Sean Nicholas Savage



“It’s a dramatic zone for me,” the singer-songwriter Sean Nicholas Savage told me via Skype from a flat in London, England. The zone in question is Montreal, the incubating environment that houses his label Arbutus Records and the now defunct loft venue Lab Synthèse, the Mile End melting pot that helped spawn such artists as Grimes, Braids, Blue Hawaii and TOPS.
It’s also the city that has inspired the many tales of romantic despair and joy that reside in Savage’s prolific musical catalogue (he has released 11 albums since 2008). His songs can occasionally be read as misremembered AM radio classics, an alternate reality hit parade where his reedy, delicate voice is the clarion call for a generation.
His greatest skill is his ability to convey universal truths in profound yet eminently understandable ways. Many of his choruses could be mantras or maxims for today’s lovelorn youth. That’s part of what has made Edmonton-born Savage an underground legend in Canada’s independent music community.
He’s nobody’s secret now. In the past two years, Savage’s fame has grown exponentially. 2014’s Bermuda Waterfall and 2013’s Other Life are his first albums to receive major media attention, garnering positive reviews from publications such as Exclaim, Pitchfork and NME. He performed at Maison Martin Margiela’s MM6 Fall 2014 fashion show in New York. He’s played over 60 shows mostly in Europe this year, culminating in an opening slot with Blood Orange in NYC’s Central Park on August 16th.

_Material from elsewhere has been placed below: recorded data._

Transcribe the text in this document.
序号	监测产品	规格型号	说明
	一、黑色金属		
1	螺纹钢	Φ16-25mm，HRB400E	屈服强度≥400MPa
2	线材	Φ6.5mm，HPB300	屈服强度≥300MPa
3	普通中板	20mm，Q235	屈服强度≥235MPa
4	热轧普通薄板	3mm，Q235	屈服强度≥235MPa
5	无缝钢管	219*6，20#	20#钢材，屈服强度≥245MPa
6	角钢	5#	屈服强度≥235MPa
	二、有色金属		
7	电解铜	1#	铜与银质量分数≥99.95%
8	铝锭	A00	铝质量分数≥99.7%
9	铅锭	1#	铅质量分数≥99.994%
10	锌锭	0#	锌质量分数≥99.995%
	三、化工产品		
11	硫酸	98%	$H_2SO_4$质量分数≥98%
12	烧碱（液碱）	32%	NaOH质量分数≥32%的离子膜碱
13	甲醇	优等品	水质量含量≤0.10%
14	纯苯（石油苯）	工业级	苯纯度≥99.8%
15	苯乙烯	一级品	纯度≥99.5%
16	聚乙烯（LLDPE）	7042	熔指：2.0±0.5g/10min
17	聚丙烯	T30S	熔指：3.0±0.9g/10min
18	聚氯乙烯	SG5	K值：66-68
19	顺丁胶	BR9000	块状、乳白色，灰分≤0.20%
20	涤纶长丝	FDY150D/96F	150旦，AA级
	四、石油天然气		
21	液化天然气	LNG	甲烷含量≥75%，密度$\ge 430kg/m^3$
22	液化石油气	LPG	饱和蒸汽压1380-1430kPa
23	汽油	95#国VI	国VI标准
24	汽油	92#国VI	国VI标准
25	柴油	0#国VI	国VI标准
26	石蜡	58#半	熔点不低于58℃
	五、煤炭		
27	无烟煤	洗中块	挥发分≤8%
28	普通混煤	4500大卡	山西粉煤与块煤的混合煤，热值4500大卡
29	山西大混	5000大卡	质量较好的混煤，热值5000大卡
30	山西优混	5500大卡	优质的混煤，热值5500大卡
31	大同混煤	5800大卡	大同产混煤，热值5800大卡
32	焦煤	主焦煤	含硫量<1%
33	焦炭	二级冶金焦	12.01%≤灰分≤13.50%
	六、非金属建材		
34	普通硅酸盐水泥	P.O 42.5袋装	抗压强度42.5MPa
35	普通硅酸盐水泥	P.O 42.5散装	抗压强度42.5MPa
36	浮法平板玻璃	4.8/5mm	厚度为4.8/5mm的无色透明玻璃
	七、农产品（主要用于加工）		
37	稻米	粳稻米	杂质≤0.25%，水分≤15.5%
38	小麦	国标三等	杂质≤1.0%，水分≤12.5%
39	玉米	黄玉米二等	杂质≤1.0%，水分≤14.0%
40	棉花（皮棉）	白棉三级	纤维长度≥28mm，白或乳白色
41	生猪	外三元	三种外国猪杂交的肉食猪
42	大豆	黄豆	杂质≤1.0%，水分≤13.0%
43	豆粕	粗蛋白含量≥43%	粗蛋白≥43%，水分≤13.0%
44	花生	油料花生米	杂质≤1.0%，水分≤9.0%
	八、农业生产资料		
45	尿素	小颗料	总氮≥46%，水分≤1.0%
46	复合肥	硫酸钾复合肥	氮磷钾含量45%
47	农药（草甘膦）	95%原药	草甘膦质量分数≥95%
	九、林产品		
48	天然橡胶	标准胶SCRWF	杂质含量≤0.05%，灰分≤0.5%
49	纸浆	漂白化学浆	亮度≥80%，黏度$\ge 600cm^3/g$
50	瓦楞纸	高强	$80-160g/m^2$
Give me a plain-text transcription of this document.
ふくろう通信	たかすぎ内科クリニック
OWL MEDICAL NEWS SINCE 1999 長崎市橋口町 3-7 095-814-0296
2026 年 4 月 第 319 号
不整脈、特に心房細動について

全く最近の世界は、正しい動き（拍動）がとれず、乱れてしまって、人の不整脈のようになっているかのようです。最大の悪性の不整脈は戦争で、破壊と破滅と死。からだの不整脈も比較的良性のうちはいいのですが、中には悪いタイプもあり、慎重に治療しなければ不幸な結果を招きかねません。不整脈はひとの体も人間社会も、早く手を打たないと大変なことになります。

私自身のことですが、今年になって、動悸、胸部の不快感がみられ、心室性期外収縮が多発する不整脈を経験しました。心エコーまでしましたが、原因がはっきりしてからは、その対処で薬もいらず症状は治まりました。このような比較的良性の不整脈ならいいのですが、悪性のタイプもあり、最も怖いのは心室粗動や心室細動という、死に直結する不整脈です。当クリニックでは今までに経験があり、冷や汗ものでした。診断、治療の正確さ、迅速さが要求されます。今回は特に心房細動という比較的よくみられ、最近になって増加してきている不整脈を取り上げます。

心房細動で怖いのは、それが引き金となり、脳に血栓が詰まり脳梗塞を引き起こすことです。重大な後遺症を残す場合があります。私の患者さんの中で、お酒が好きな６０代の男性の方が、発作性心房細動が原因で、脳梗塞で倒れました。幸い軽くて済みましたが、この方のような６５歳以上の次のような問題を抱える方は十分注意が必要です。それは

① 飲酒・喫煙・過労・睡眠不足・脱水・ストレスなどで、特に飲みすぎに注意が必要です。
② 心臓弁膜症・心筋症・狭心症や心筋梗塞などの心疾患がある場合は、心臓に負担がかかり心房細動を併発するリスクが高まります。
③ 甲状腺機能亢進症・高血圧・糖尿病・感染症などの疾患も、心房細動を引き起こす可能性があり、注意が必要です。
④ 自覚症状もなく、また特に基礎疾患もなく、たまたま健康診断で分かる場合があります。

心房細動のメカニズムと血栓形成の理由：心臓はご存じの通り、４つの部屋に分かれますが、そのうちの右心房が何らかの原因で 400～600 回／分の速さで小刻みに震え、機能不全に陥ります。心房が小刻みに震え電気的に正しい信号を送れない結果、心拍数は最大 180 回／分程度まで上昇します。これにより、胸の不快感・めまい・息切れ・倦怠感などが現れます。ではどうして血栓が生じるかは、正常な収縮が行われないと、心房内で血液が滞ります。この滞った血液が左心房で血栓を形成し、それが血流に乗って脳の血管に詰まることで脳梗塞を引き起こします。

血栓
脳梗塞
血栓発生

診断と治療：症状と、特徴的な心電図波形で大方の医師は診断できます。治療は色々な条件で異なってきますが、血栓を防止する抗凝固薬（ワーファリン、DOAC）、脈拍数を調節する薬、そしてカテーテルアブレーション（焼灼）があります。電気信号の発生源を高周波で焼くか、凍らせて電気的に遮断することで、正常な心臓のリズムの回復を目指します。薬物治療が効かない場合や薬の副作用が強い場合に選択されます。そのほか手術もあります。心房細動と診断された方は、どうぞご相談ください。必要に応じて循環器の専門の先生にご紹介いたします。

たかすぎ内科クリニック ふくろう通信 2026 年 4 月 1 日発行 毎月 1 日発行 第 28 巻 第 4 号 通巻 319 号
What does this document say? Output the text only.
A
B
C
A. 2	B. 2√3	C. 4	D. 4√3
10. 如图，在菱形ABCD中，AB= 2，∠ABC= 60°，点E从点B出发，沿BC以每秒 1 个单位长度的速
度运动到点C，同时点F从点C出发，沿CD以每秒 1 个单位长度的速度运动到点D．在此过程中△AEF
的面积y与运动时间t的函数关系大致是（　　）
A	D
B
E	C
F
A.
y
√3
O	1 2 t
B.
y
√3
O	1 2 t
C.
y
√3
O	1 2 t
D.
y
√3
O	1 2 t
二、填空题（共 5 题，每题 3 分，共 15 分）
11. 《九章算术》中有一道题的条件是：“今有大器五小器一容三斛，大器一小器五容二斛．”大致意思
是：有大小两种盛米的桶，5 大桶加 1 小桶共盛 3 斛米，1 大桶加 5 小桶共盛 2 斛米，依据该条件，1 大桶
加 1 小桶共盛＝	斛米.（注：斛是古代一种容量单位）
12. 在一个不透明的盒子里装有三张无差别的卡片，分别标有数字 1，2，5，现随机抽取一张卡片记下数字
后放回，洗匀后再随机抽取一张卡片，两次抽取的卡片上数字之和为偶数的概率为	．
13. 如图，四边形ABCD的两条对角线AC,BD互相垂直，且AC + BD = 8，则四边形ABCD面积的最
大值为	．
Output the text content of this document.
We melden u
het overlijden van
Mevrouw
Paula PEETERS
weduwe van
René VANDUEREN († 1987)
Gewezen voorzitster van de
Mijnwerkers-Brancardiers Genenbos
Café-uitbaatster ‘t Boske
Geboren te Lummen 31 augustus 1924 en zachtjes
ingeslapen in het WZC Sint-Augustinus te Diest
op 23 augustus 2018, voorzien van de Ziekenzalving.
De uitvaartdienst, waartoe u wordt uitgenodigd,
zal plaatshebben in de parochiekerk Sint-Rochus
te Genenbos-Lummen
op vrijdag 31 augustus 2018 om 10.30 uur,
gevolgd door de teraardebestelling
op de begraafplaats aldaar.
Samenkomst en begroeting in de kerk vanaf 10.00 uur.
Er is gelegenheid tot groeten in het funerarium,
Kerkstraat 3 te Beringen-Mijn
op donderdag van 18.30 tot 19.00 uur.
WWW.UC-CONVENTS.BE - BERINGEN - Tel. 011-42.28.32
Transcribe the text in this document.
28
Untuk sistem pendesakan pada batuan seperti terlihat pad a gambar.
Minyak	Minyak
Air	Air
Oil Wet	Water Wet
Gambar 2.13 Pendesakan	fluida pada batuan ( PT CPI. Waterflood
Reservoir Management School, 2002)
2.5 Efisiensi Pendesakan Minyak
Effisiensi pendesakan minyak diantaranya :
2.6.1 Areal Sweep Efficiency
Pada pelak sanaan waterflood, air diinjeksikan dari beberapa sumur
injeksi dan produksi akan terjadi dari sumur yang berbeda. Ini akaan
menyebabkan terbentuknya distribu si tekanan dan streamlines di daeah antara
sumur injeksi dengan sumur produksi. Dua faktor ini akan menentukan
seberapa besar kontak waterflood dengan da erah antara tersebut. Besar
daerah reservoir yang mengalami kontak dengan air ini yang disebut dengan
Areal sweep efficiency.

Mature, confident and austere, Bermuda Waterfall is Savage’s strongest record to date. Recorded in a manner that somehow translates as both shaggy and polished, it’s a stark affair with touches of bossa nova, blue-eyed soul and louche Euro disco.
“It could’ve been a little more hi-fi but I needed to get away with some things,” says Savage. “Not like cover anything up but just have an angle on certain things. I think that there’s stronger singles [on this album], regardless of how they were recorded.”
His voice is as consistently dynamic and colourful as the music, which is produced in Berlin with German electro pop artist Touchy Mob. Electronic drums and wispy synths cut through the mix like light cascading through a stained glass window. These songs are his most direct and passionate yet, eschewing the willfully obtuse nature of his earlier efforts and performances. His raucous, unpredictable live shows have occasionally confused audiences as to how seriously his shows and his music should be taken.
I set a pretty serious tone. If you do anything kinda crazy, people just kinda scream and laugh at you and call you a joke. That usually means you’re onto something.
“I went on a campaign of guaranteeing sincerity for like all of last year,” he said with a laugh. “I set a pretty serious tone. If you do anything kinda crazy, people just kinda scream and laugh at you and call you a joke. That usually means you’re onto something.”
Across his vast discography, recurring themes present themselves: the heart (“Heartwish”, “Heartless”, “Gemini Heart”), pastoral concerns (“Naturally”, “The Natural Rhythm”), the astral plane (“Dreamers Die Hard”, “In My Dream”, “We Used To Live In A Dream”). Often there is a theme of mistaken identity, such as on Other Life standout, “She Looks Like You”.
As his fame has grown, he’s even taken to performing with face paint and masks, reminiscent of Kanye West’s use of bejeweled Maison Martin Margiela masks on his Yeezus tour. This seems to represent a way of obscuring himself just as people finally want to watch.
“The mask is amazing. It feels great. Every song relates to the mask. One show I had face paint on under the mask and I started sweating and the paint burned my face and I started screaming under the mask.”
In an interview with Liz Pelly for Dazed & Confused, when referring to journalists reviewing his albums, Savage responded by saying, “I think it’s rich that some websites now want to grade my work. Sorry, but I get 100 percent on everything I do.” Rather than being the ramblings of a nascent megalomaniac, he clarified that to me as being more a statement on his personal creative standards.
I’m not gonna call something a record until it’s my best. My best is beyond my own abilities. It’s catching as many flukes as I can, miracles and things. If it’s all full of stuff that’s beyond me and I’m my own teacher or my own reviewer, anytime I stamp something with a title and call it an album, it’s gonna be more than 100% to me.
“I’m not gonna call something a record until it’s my best,” he said. “My best is beyond my own abilities. It’s catching as many flukes as I can, miracles and things. If it’s all full of stuff that’s beyond me and I’m my own teacher or my own reviewer, any time I stamp something with a title and call it an album, it’s gonna be more than 100% to me.”